Essen. Ohne Zuschauer vor Ort spielten Essens Philharmoniker ihr Sinfoniekonzert. Dank guter Kameratechnik kam man den Musikern zu Hause näher als sonst

Wenn Dirigenten und Solisten das Podium betreten, weht ihnen normalerweise wärmender Applaus entgegen. Insofern dürfte es für Generalmusikdirektor Tomáš Netopil genauso wie für Florian Geldsetzer (Violine) und Armin Fromm (Cello) ein gewöhnungsbedürftiges Erlebnis gewesen sein, in der vertrauten Philharmonie von geradezu gespenstischer Stille begrüßt zu werden.
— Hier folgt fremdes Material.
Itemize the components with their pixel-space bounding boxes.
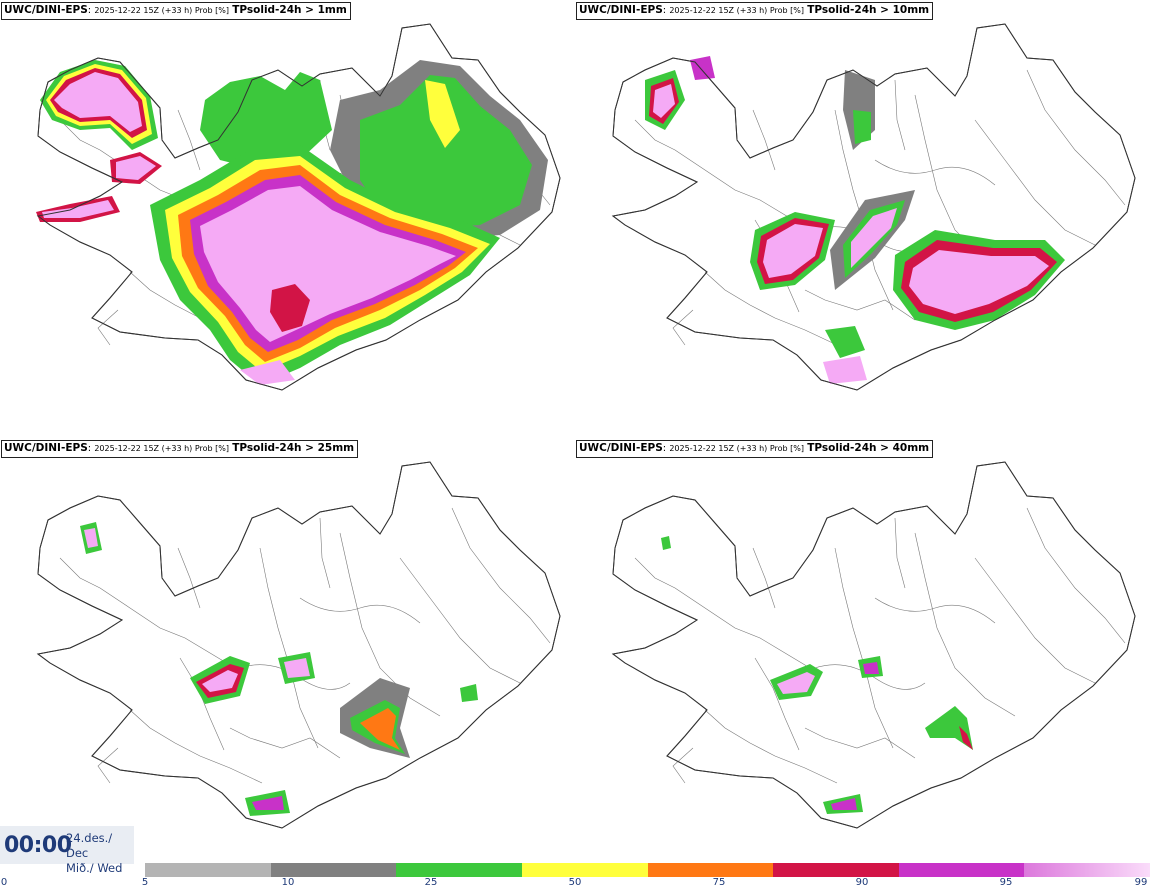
legend-tick-10: 10 (281, 877, 295, 888)
precip-10mm (645, 56, 1065, 384)
legend-tick-95: 95 (999, 877, 1013, 888)
map-panel-1mm: UWC/DINI-EPS: 2025-12-22 15Z (+33 h) Pro… (0, 0, 575, 438)
legend-seg-25-50 (396, 863, 522, 877)
legend-seg-50-75 (521, 863, 648, 877)
legend-tick-75: 75 (712, 877, 726, 888)
panel-title: UWC/DINI-EPS: 2025-12-22 15Z (+33 h) Pro… (576, 2, 934, 20)
precip-northeast (200, 60, 548, 240)
precip-central (150, 145, 500, 385)
legend-seg-10-25 (270, 863, 397, 877)
date-line-2: Mið./ Wed (66, 861, 123, 875)
precip-westfjords (36, 60, 162, 222)
valid-time: 00:00 (4, 833, 72, 858)
map-panel-10mm: UWC/DINI-EPS: 2025-12-22 15Z (+33 h) Pro… (575, 0, 1150, 438)
legend-tick-50: 50 (568, 877, 582, 888)
valid-time-box: 00:00 24.des./ Dec Mið./ Wed (0, 826, 134, 875)
legend-tick-5: 5 (141, 877, 149, 888)
legend-tick-0: 0 (0, 877, 8, 888)
valid-date: 24.des./ Dec Mið./ Wed (66, 831, 134, 876)
panel-title: UWC/DINI-EPS: 2025-12-22 15Z (+33 h) Pro… (1, 2, 351, 20)
legend-seg-95-99 (898, 863, 1025, 877)
panel-title: UWC/DINI-EPS: 2025-12-22 15Z (+33 h) Pro… (1, 440, 359, 458)
legend-seg-99 (1024, 863, 1150, 877)
legend-tick-90: 90 (855, 877, 869, 888)
legend-seg-90-95 (773, 863, 899, 877)
legend-tick-99: 99 (1134, 877, 1148, 888)
legend-bar (145, 863, 1150, 877)
legend-seg-5-10 (145, 863, 271, 877)
map-panel-25mm: UWC/DINI-EPS: 2025-12-22 15Z (+33 h) Pro… (0, 438, 575, 876)
map-panel-40mm: UWC/DINI-EPS: 2025-12-22 15Z (+33 h) Pro… (575, 438, 1150, 876)
date-line-1: 24.des./ Dec (66, 831, 113, 860)
color-legend: 0 5 10 25 50 75 90 95 99 (0, 862, 1150, 891)
legend-seg-75-90 (647, 863, 774, 877)
legend-tick-25: 25 (424, 877, 438, 888)
precip-40mm (661, 536, 973, 814)
precip-25mm (80, 522, 478, 816)
panel-title: UWC/DINI-EPS: 2025-12-22 15Z (+33 h) Pro… (576, 440, 934, 458)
Man verneigte sich dennoch, dem Ritual entsprechend, vor den Augen der Kameras im ansonsten menschenleeren Alfried-Krupp-Saal.

Nichtsdestoweniger verfolgten bis zu 1070 Musikfreunde dieses 4. Sinfoniekonzert der Essener Philharmoniker – per Live-Stream am heimischen TV oder PC. Intendant Hein Mulders freute sich in seinem Grußwort, für den Dezember eine Reihe von fünf digitalen Adventskonzerten aus der Philharmonie anbieten zu können. Für die professionelle Technik sorgt dabei ein Team der Folkwang Universität der Künste um Regisseur Maximilian F. Schmitz und Stream-Operator Jorge Vallejo.

Zuschauer daheim können den Musikern über die Schulter und aufs Notenblatt gucken

Der erste Abend kam in einer Bild- und Tonqualität ins Wohnzimmer, wie man es vom Neujahrskonzert der Wiener Philharmoniker aus dem Fernsehen kennt. Selten hat der Zuschauer die vielen Orchestermitglieder derart nahe bei sich, selten kann er ihnen so schön über die Schulter aufs Notenblatt gucken wie hier. Und wenn dann die beiden dialogisch versierten Solisten – Geldsetzer mit subtilem Geigenton, Fromm in vibrato-gesättigter Kantilene – umhüllt vom großen sinfonischen Duktus des späten Brahms ins a-Moll-Doppelkonzert eintauchen, sind alle äußeren Umstände vergessen.

In Beethovens Vierter, der heiteren „Kleinen“ zwischen den beiden gewichtigen Nachbarsinfonien, hatten dann auch die exzellenten Holzbläser ihren kleinen Soloauftritt. Netopil lieferte mit dem Orchester eine frische, mitreißende und bis in die Sechzehntelfiguren der Streicher blitzsaubere Wiedergabe ab. Der Abend hätte den Beifall der Zuhörer verdient, aber es gab stattdessen wenigstens Likes: 194 Daumen zeigten am Schluss nach oben.